Luego está el mejor de los casos para las marcas de los millennials: desprenderse de las aspiraciones más elevadas (o de las pretensiones más cursis, según a quién se pregunte) y redoblar la apuesta por fabricar un buen producto. Por ejemplo, Glossier, posiblemente uno de los epítomes de la era de las marcas para millennialsEsta empresa de maquillaje nació en 2014 a raíz del blog Into The Gloss de su fundadora, Emily Weiss. La marca prosperó, e incluso abrió un local en Manhattan en 2018. Pero esta era la versión millennial cool del comercio minorista. Ir a la tienda era algo más que salir a comprar maquillaje: era una experiencia completa. En su apogeo, incluso atraía a visitantes de fuera de la ciudad. El marketing de la marca Glossier, de un color rosa perfecto y lo suficientemente relajado, hizo maravillas en mí y en muchos otros devotos: todo el mundo quería ser una chica Glossier que estaba a la moda. La tienda ocupaba varios pisos y estaba pensada para ser fotografiada y publicada después en Instagram. Otro factor que la diferenciaba era que, en lugar de coger algo de la estantería, el producto en sí estaba escondido y se distribuía a través de trabajadores con iPads que merodeaban la tienda.

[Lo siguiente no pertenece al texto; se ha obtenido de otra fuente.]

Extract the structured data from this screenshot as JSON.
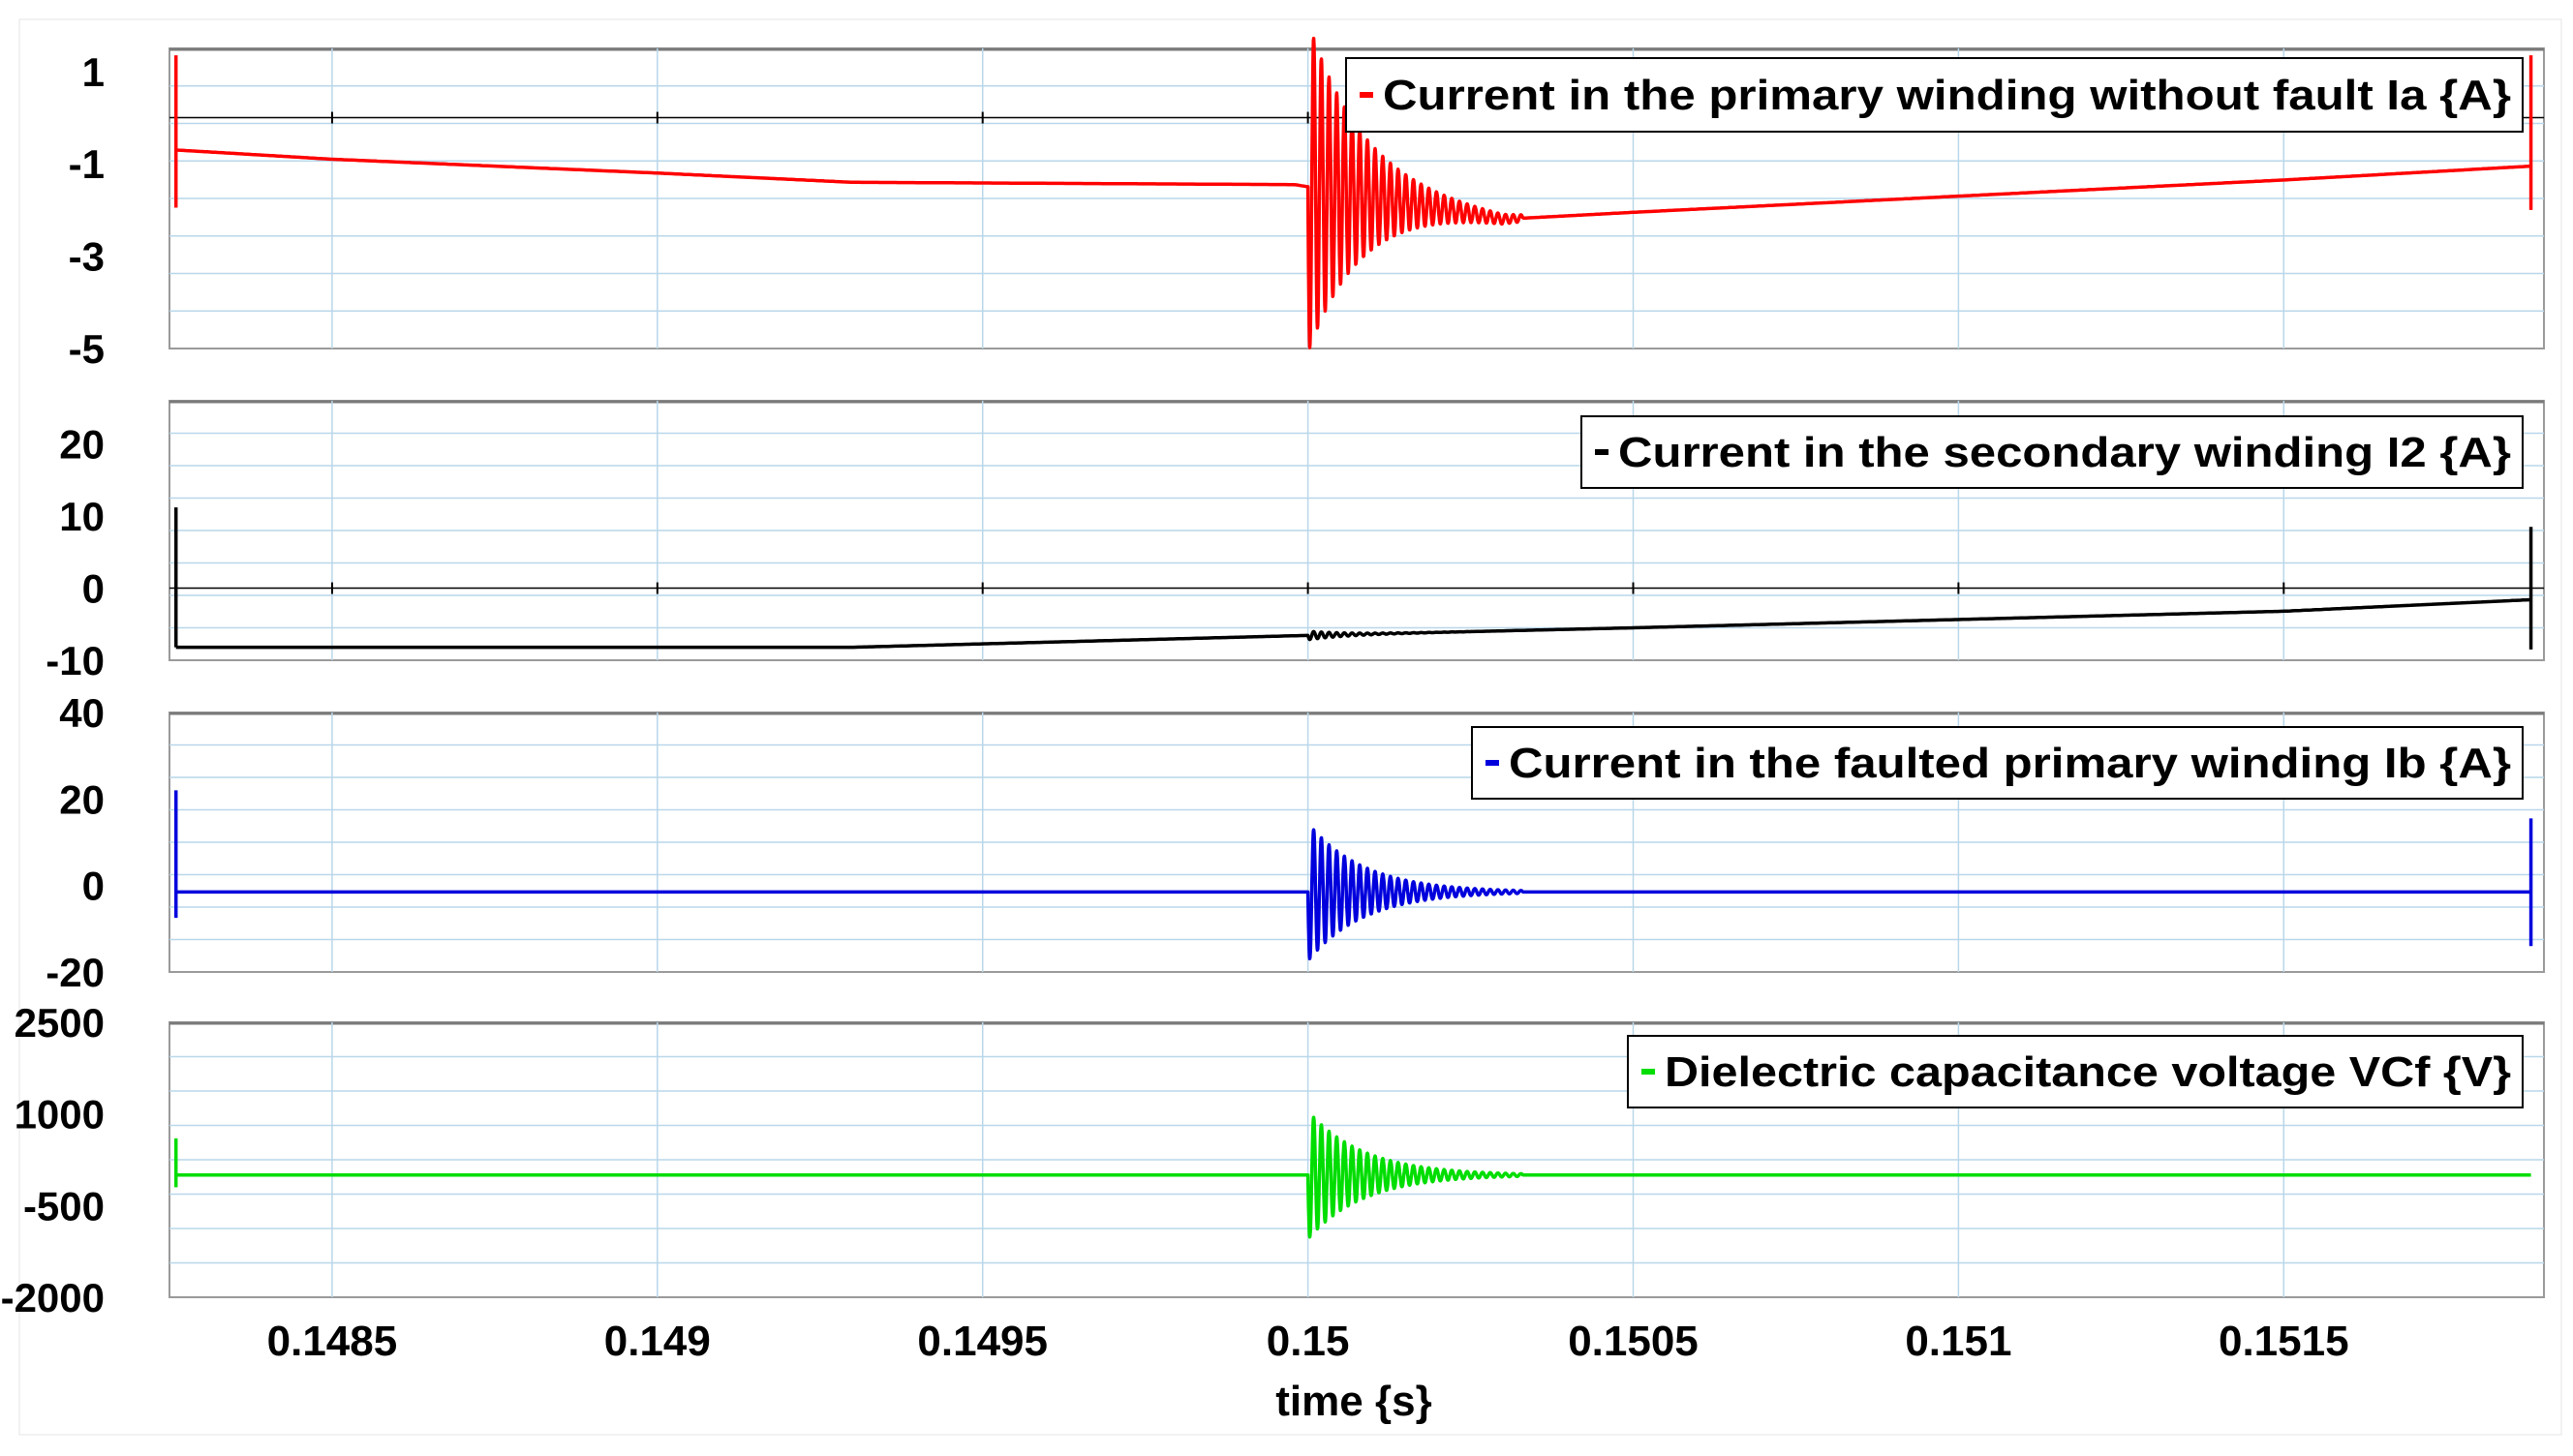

En los últimos siete años, Glossier también ha pasado por sus propios altibajos, pero se ha asentado en un ritmo familiar, que no es tan sexy como un buque insignia de varios pisos en el país de las maravillas. En cambio, es una buena marca de maquillaje que se vende en un minorista internacional de renombre y en sus propias tiendas. Ahora compro Glossier en Sephora, y la marca ha sabido aprovechar las nuevas tendencias: Su perfume You, como escribe Katie Notopoulos, de Business Insider, salvó a Glossier del cubo de basura de la irrelevancia millennial. Esa tienda Glossier original cerró discretamente en 2020, aunque otro buque insignia se levantó de nuevo en el centro de Manhattan en 2023.

«Lo que esto sugiere es que tienes una pequeña ventana de tiempo de unos 10 o 15 años en la que tienes que ir más allá de ser una marca exclusiva de esa generación en cierto sentido», afirma Nayakankuppam. «Tienes que convertirte en una marca lo bastante popular como para que tu atractivo vaya más allá de esa generación».

Aunque es posible que marcas como Midea hayan seguido las reglas de la marca –está claro que ha tenido éxito en la comercialización dirigida a un segmento de mercado específico y ha vendido muchos aparatos de aire acondicionado–, la retirada de sus modernos aparatos también apunta al hecho más general de que la influencia de los millennials ha cambiado en el mercado de consumo general. La generación que antes marcaba tendencias ya no es noticia por el nuevo calzado, las gafas o la firma de ropa que se ha convertido en su nuevo favorito. En su lugar, ahora está relegada a coronar el próximo electrodoméstico de moda.